Turns out barely anyone was alienated. Her debut album went four-times platinum in the US, double-platinum here, and she’ll play five nights at the O2 Arena in summer 2022.
Everything I Wanted was the title of a between-albums single in 2019. The reality of the dream didn’t sound great then – in the video she and her producer brother Finneas O’Connell deliberately drive a car into the sea – and it sure doesn’t now. She’s crying on the cover, in case the irony of the new album title wasn’t already obvious. Across the 16 songs within, she details some problems that are relatable: she jabs at disappointing men on several songs, hates being criticised for what she wears or doesn’t wear on Overheated and the spoken word Not My Responsibility, and finds that she no longer has anything in common with an old friend on Male Fantasy.
But in other ways, her existence now sounds unbearable. On NDA, she complains “I can barely go outside” and has to make a casual fling sign a non-disclosure agreement on his way out. On Getting Older and the devastatingly sad Your Power, she seems to be referring to an abusive relationship in her past. She fantasises about disappearing on a Hawaiian island.

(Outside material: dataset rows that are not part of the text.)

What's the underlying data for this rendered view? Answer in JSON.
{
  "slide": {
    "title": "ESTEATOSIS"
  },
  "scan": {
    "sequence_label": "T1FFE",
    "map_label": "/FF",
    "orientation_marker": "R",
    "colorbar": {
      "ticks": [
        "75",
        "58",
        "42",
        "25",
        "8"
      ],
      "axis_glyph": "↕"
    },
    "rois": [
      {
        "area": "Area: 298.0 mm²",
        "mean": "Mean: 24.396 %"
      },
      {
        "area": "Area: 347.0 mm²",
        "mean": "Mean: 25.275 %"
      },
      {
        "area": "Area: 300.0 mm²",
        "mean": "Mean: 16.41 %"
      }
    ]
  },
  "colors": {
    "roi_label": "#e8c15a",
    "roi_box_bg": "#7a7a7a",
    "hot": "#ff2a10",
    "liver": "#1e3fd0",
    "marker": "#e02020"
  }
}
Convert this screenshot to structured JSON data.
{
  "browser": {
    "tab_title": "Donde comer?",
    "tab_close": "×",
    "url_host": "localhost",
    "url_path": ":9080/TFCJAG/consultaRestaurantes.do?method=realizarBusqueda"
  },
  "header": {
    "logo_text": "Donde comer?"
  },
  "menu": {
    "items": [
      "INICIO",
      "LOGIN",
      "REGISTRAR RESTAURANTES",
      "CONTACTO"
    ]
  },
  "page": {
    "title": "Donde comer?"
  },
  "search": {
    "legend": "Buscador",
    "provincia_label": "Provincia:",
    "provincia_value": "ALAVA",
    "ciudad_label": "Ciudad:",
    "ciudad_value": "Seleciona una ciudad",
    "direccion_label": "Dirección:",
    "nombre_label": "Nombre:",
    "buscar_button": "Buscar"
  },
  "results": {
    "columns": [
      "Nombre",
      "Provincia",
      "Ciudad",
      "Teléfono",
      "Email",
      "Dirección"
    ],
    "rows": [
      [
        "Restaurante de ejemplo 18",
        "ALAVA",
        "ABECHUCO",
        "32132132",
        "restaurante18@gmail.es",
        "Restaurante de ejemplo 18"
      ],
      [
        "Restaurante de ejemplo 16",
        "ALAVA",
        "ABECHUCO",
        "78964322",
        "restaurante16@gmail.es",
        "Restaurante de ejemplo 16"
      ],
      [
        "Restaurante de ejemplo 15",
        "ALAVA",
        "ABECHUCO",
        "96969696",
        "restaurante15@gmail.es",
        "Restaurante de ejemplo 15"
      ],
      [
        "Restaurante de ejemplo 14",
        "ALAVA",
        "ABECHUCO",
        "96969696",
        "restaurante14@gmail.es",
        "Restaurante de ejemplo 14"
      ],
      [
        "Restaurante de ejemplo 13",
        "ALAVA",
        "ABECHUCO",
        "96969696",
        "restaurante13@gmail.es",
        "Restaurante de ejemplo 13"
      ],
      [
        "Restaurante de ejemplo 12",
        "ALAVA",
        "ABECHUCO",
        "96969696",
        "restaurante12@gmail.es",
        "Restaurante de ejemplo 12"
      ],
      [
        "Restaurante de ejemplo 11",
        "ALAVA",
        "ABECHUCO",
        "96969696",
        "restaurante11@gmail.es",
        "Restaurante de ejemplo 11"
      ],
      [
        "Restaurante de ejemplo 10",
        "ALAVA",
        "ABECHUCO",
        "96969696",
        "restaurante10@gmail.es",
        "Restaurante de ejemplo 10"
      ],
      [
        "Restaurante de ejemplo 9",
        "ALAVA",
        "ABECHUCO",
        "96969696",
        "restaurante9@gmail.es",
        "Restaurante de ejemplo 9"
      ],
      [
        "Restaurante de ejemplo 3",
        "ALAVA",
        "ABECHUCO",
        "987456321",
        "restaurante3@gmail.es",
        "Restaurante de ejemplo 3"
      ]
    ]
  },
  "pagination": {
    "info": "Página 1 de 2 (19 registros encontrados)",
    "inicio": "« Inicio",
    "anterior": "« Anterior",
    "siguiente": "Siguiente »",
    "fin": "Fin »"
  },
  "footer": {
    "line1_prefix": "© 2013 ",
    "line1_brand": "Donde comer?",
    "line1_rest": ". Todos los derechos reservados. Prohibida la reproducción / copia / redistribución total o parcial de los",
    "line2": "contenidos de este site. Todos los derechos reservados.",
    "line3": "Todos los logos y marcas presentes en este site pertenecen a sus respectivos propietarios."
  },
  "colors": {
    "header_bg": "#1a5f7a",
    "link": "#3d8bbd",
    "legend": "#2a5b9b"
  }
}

Musically at least, she and Finneas are winning big. She still sounds like no one else, even when reaching backwards on Billie Bossa Nova or the jazzy acoustic soul of the title track – that profoundly despondent singing voice always transfixing. The production is full of curious touches. The soft keyboards sound like they’re playing in another room on Everybody Dies. A scratchy, stuttering synth line arrives to add tension to the back half of I Didn’t Change My Number.
She still doesn’t sound anything like a glossy arena filler, which is a huge part of her appeal. She’s doing things very differently, which hopefully means a new way to survive too.